Aim: Adult pilocytic astrocytoma is a rare tumor. We aim to contribute to understanding its clinical course and prognosis. Patients & methods: We searched our database for patients older than 18 years with pathology-proven pilocytic astrocytoma. Patients' clinical data were analyzed. Results: Fifteen patients were identified. The median age at diagnosis was 25 years (range: 18-56). Tumors were supratentorial in 47%. Gross-total and near-total resections were achieved in 40%, and sub-total resection in 47%. One (7%) recurrence and no mortality were encountered during a median follow-up of 11 months (range: 1-76). Conclusion: Pilocytic astrocytoma behaves differently in adults compared with pediatrics. It tends to arise in surgically challenging areas where the extent of resection may be limited. Total resection should be the main therapy whenever feasible. The survival rates are good, and recurrence is low.

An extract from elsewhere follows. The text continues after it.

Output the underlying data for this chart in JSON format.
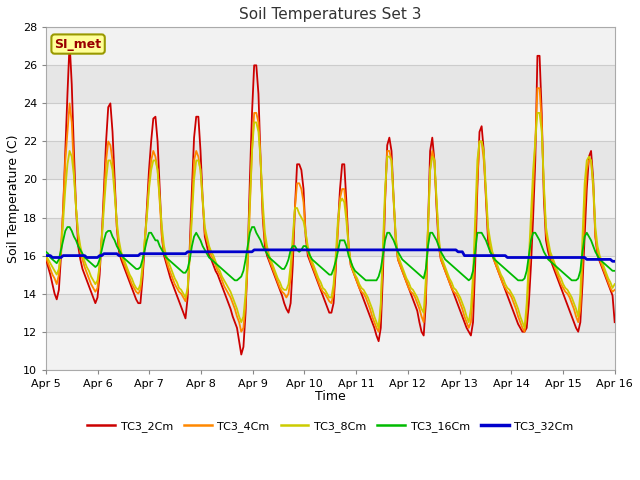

Keywords: APA; PCA; adult pilocytic astrocytoma; grade I glioma; low-grade glioma; pilocytic astrocytoma.
Pilocytic astrocytoma is a benign brain tumor that most commonly arises in children. Rarely, this tumor may also arise in adults. Surgical removal of the tumor is the main treatment. In children, the tumor most commonly arises in the cerebellum, a part of the brain where surgical accessibility is good, and complete removal of the tumor significantly decreases the possibility of it recurring. In adults, the tumor is more likely to arise in critical areas of the brain or in areas of limited surgical accessibility, thus, making surgery especially challenging, and preventing complete removal. Moreover, studies found that the probability of the tumor recurring in adults is higher than in children. Studies discussing the properties of pilocytic astrocytoma in adults reported varying results. This is mainly due to the small number of patients studied. The rarity of this tumor makes it hard for large primary studies to be conducted. In this article, we report the characteristics and outcomes of 15 adult patients treated in a single center in Jordan. In our patients, the mean age was 25 years (range: 18–56), and the tumor was located above the tentorium in 47%. Complete and near-complete removal was possible in 40%. The mean duration of follow-up after surgery was 11 months (range: 1–76). The tumor recurred in only one patient. We aim to provide more data on this rare disease and contribute further to understanding its properties.